"You cannot always run away," continued her cousin. "Big as it is, the world is not big enough to furnish hiding-places for all the people who are afraid to face their fellow-men. And since you cannot run away, your plain duty is to be brave and make the best of it. Now, Cannie, there are two things which may help you to do this, two thoughts which you can keep in mind; and I wish you would try to remember them when you feel a fit of fright or of stiffness coming on."
"What are they?"
"One is, that you are but one little insignificant atom among thousands. People are not thinking about you or noticing you very particularly. You are not of much consequence except to yourself and the few friends who love you. This would be a mortifying fact, if vanity were your trouble; but as it is not, it is a comfortable one. And just as nobody notices you specially, so all the world is not engaged afterward in recollecting all your little mistakes and the stupid things you have said. Unless you have done something very queer, they forget about you as soon as they lose sight of you. I know what miseries sensitive girls undergo in thinking over their foolish speeches and actions, and imagining that every one remembers them as distinctly as they themselves do."
Cannie couldn't help smiling. "Cousin Kate, how can you know about all those things?" she asked.
"Because I was a girl myself once, and as foolish as any of the rest of you; and I have not forgotten how it feels to be a girl," said her cousin, gayly. "That is the use of growing old, Cannie. You can show the way to younger people, and make the road you have walked over a little easier for them.—But to go back to what we were talking about, our own insignificance is one helpful thought, as I said; the other is, that kindliness is one of the Christian virtues, and it is just as much a duty to practise it as it is to be honest and temperate."
Candace drew a long breath.
"It would be perfectly delightful to keep thinking like that always," she said; "the only thing is that I am afraid I should forget when the time came. I wish you could give me an exact rule, Cousin Kate, just what to say and how to act. I would try ever so hard to follow it."

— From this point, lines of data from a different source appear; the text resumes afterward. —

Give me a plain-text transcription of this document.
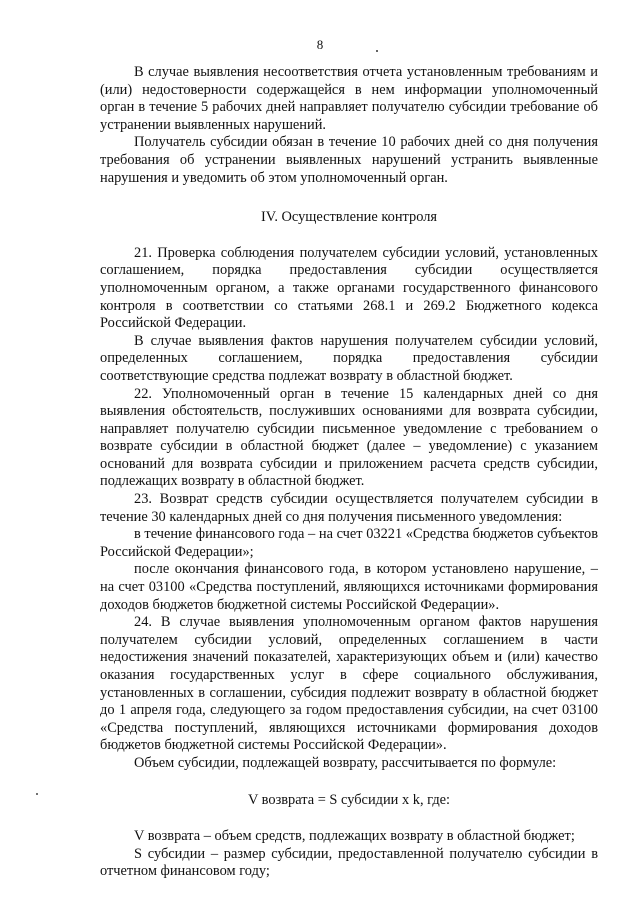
8

В случае выявления несоответствия отчета установленным требованиям и (или) недостоверности содержащейся в нем информации уполномоченный орган в течение 5 рабочих дней направляет получателю субсидии требование об устранении выявленных нарушений.

Получатель субсидии обязан в течение 10 рабочих дней со дня получения требования об устранении выявленных нарушений устранить выявленные нарушения и уведомить об этом уполномоченный орган.

IV. Осуществление контроля

21. Проверка соблюдения получателем субсидии условий, установленных соглашением, порядка предоставления субсидии осуществляется уполномоченным органом, а также органами государственного финансового контроля в соответствии со статьями 268.1 и 269.2 Бюджетного кодекса Российской Федерации.

В случае выявления фактов нарушения получателем субсидии условий, определенных соглашением, порядка предоставления субсидии соответствующие средства подлежат возврату в областной бюджет.

22. Уполномоченный орган в течение 15 календарных дней со дня выявления обстоятельств, послуживших основаниями для возврата субсидии, направляет получателю субсидии письменное уведомление с требованием о возврате субсидии в областной бюджет (далее – уведомление) с указанием оснований для возврата субсидии и приложением расчета средств субсидии, подлежащих возврату в областной бюджет.

23. Возврат средств субсидии осуществляется получателем субсидии в течение 30 календарных дней со дня получения письменного уведомления:

в течение финансового года – на счет 03221 «Средства бюджетов субъектов Российской Федерации»;

после окончания финансового года, в котором установлено нарушение, – на счет 03100 «Средства поступлений, являющихся источниками формирования доходов бюджетов бюджетной системы Российской Федерации».

24. В случае выявления уполномоченным органом фактов нарушения получателем субсидии условий, определенных соглашением в части недостижения значений показателей, характеризующих объем и (или) качество оказания государственных услуг в сфере социального обслуживания, установленных в соглашении, субсидия подлежит возврату в областной бюджет до 1 апреля года, следующего за годом предоставления субсидии, на счет 03100 «Средства поступлений, являющихся источниками формирования доходов бюджетов бюджетной системы Российской Федерации».

Объем субсидии, подлежащей возврату, рассчитывается по формуле:

V возврата = S субсидии x k, где:

V возврата – объем средств, подлежащих возврату в областной бюджет;

S субсидии – размер субсидии, предоставленной получателю субсидии в отчетном финансовом году;
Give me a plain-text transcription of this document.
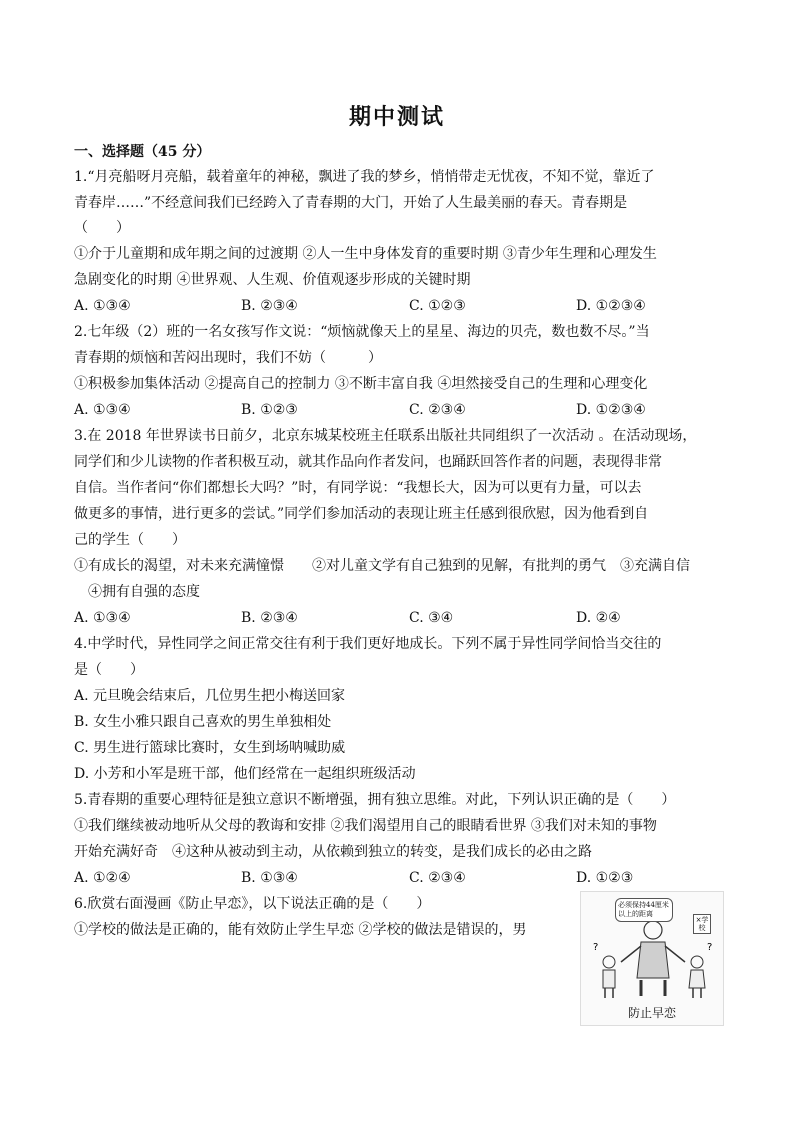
期中测试
一、选择题（45 分）
1.“月亮船呀月亮船，载着童年的神秘，飘进了我的梦乡，悄悄带走无忧夜，不知不觉，靠近了
青春岸……”不经意间我们已经跨入了青春期的大门，开始了人生最美丽的春天。青春期是
（　　）
①介于儿童期和成年期之间的过渡期 ②人一生中身体发育的重要时期 ③青少年生理和心理发生
急剧变化的时期 ④世界观、人生观、价值观逐步形成的关键时期
A. ①③④	B. ②③④	C. ①②③	D. ①②③④
2.七年级（2）班的一名女孩写作文说：“烦恼就像天上的星星、海边的贝壳，数也数不尽。”当
青春期的烦恼和苦闷出现时，我们不妨（　　　）
①积极参加集体活动 ②提高自己的控制力 ③不断丰富自我 ④坦然接受自己的生理和心理变化
A. ①③④	B. ①②③	C. ②③④	D. ①②③④
3.在 2018 年世界读书日前夕，北京东城某校班主任联系出版社共同组织了一次活动 。在活动现场，
同学们和少儿读物的作者积极互动，就其作品向作者发问，也踊跃回答作者的问题，表现得非常
自信。当作者问“你们都想长大吗？”时，有同学说：“我想长大，因为可以更有力量，可以去
做更多的事情，进行更多的尝试。”同学们参加活动的表现让班主任感到很欣慰，因为他看到自
己的学生（　　）
①有成长的渴望，对未来充满憧憬　　②对儿童文学有自己独到的见解，有批判的勇气　③充满自信
　④拥有自强的态度
A. ①③④	B. ②③④	C. ③④	D. ②④
4.中学时代，异性同学之间正常交往有利于我们更好地成长。下列不属于异性同学间恰当交往的
是（　　）
A. 元旦晚会结束后，几位男生把小梅送回家
B. 女生小雅只跟自己喜欢的男生单独相处
C. 男生进行篮球比赛时，女生到场呐喊助威
D. 小芳和小军是班干部，他们经常在一起组织班级活动
5.青春期的重要心理特征是独立意识不断增强，拥有独立思维。对此，下列认识正确的是（　　）
①我们继续被动地听从父母的教诲和安排 ②我们渴望用自己的眼睛看世界 ③我们对未知的事物
开始充满好奇　④这种从被动到主动，从依赖到独立的转变，是我们成长的必由之路
A. ①②④	B. ①③④	C. ②③④	D. ①②③
6.欣赏右面漫画《防止早恋》，以下说法正确的是（　　）
①学校的做法是正确的，能有效防止学生早恋 ②学校的做法是错误的，男
?	?
必须保持44厘米以上的距离
×学校
防止早恋
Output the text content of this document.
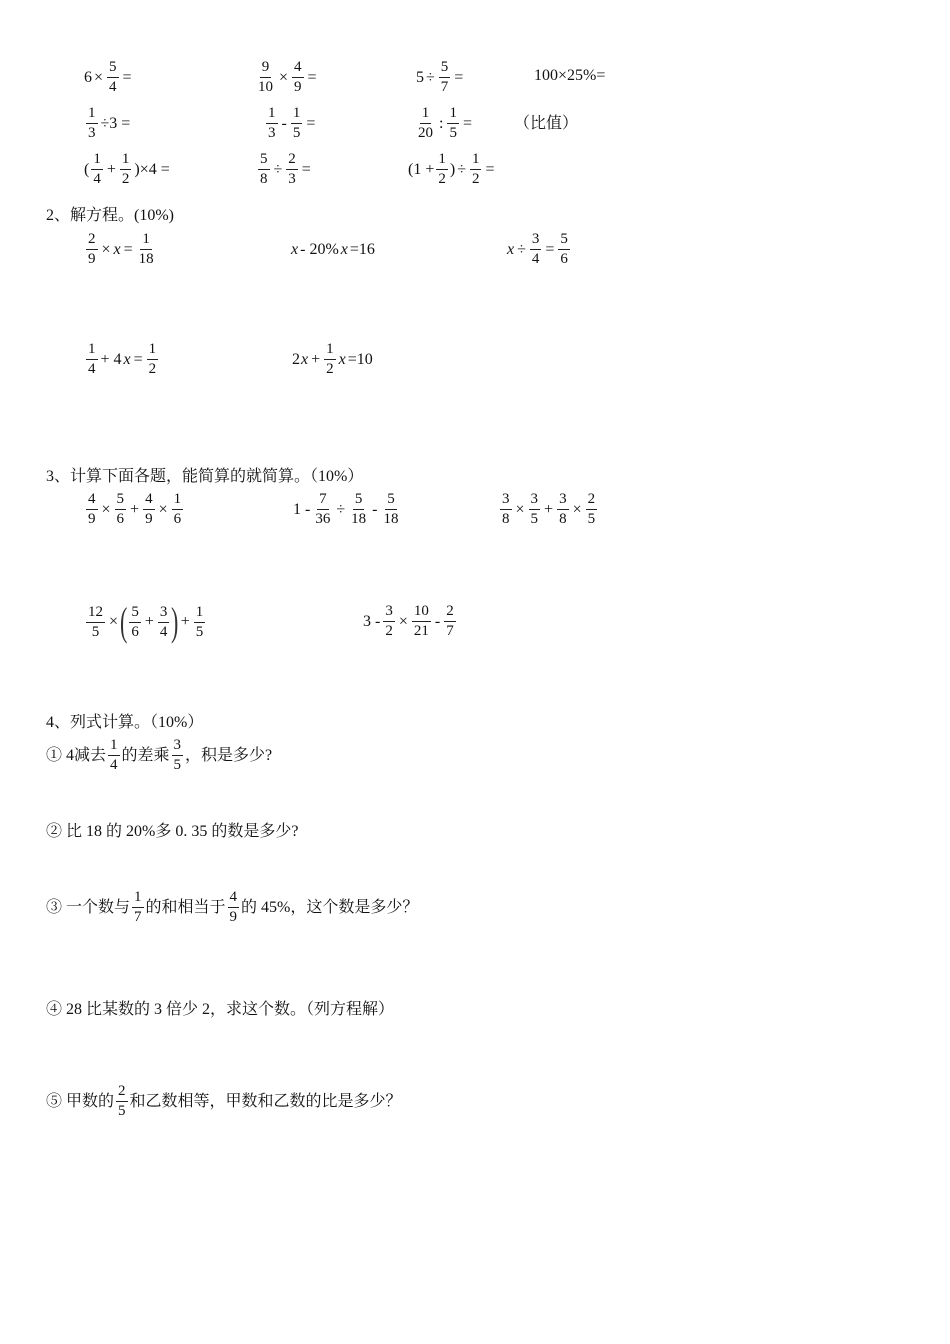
$6 \times \frac{5}{4}$ =	$\frac{9}{10} \times \frac{4}{9}$ =	$5 \div \frac{5}{7}$ =	100×25%=
$\frac{1}{3} \div 3$ =	$\frac{1}{3} - \frac{1}{5}$ =	$\frac{1}{20}$ : $\frac{1}{5}$ =	（比值）
( $\frac{1}{4} + \frac{1}{2} )\times 4$ =	$\frac{5}{8} \div \frac{2}{3}$ =	($1 + \frac{1}{2}$ ) ÷ $\frac{1}{2}$ =
2、解方程。(10%)
$\frac{2}{9} \times x = \frac{1}{18}$	x - 20% x =16	$x \div \frac{3}{4} = \frac{5}{6}$
$\frac{1}{4} + 4$ $x = \frac{1}{2}$	2 $x + \frac{1}{2}$ x =10
3、计算下面各题，能简算的就简算。（10%）
$\frac{4}{9} \times \frac{5}{6} + \frac{4}{9} \times \frac{1}{6}$	$1 - \frac{7}{36} \div \frac{5}{18} - \frac{5}{18}$	$\frac{3}{8} \times \frac{3}{5} + \frac{3}{8} \times \frac{2}{5}$
$\frac{12}{5}$ × ( $\frac{5}{6} + \frac{3}{4}$ ) + $\frac{1}{5}$	$3 - \frac{3}{2} \times \frac{10}{21} - \frac{2}{7}$
4、列式计算。（10%）
① 4减去 $\frac{1}{4}$ 的差乘 $\frac{3}{5}$ ，积是多少?
② 比 18 的 20%多 0. 35 的数是多少?
③ 一个数与 $\frac{1}{7}$ 的和相当于 $\frac{4}{9}$ 的 45%，这个数是多少？
④ 28 比某数的 3 倍少 2，求这个数。（列方程解）
⑤ 甲数的 $\frac{2}{5}$ 和乙数相等，甲数和乙数的比是多少？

"I know you would," said Mrs. Gray; "but there is no exact rule that I can give, except the Golden one, to do to others just as you would like them to do to you. If you feel stiff, be sure to look cordial. Smile, and shake hands as if you meant it. Try to look interested in what people are saying to you. A good listener helps on conversation as well as a good talker. If you are friendly and warm in your manner, other people will warm to you instinctively. Try it, Cannie, and see if I am not right. And now we will not talk any more about ourselves or our shyness, but drive into the Fort and listen to the music. I caught a strain from the Band just then, and I recollect that this is a 'Fort Day.'"
So in they drove, clattered between walls and embankments, and over a steep paved incline beneath a great arch, and found themselves in an open square, with buildings of solid masonry on all sides, in the midst of which the band was stationed. Other carriages were drawn up to listen to the music, and officers in uniform were coming and going, and talking to the ladies in the carriages. One of these officers, a nice old Major, with a bald spot under his gold-banded cap, knew Mrs. Gray, and came to welcome her. His "girls" were gone over to Newport to a lawn-party, he said; but he insisted on taking Mrs. Gray and Cannie in to see their quarters, which were in a casemate, in close neighborhood to one of the great guns. Here he brewed them a delicious cup of tea; and afterward, at Mrs. Gray's request, he took Candace to see the magazines, and some of the curious underground passages which connect one side of the Fort with the other. Cannie thought these extremely interesting, and like all the caves on desert islands which she had ever read about; for they were narrow, dark, and mysterious, they smelt very close, and all sorts of odd funguses and formations were growing on the roofs overhead.
These adventures chased the worry from her mind and the anxious puckers from her forehead; and she went home quite happily, without recurring again to the subject of their late conversation. But she did not forget it, and it bore fruit. Mrs. Gray noted, without seeming to be on the watch, the efforts which Candace thenceforward made to overcome her shyness. She saw her force herself to come forward, force herself to smile, to speak, when all the time she was quaking inwardly; and she felt that there was real power of character required for such an effort. Quiet Candace would always be; modest and retiring it was her nature to be: but gradually she learned not to seem cold and stiff; and when her cousin saw her, as she sometimes did, forgetting herself in talking to some one, and lighting up into her easy, natural, bright manner, she felt that the rather hard lesson administered that afternoon on the ocean drive had not been in vain. Rome was not built in a day, and ease of manner is not acquired in a moment; but Candace had at last got hold of a right idea, and there was hope that with time people less charitable even than "perfect angels" might pronounce her "agreeable."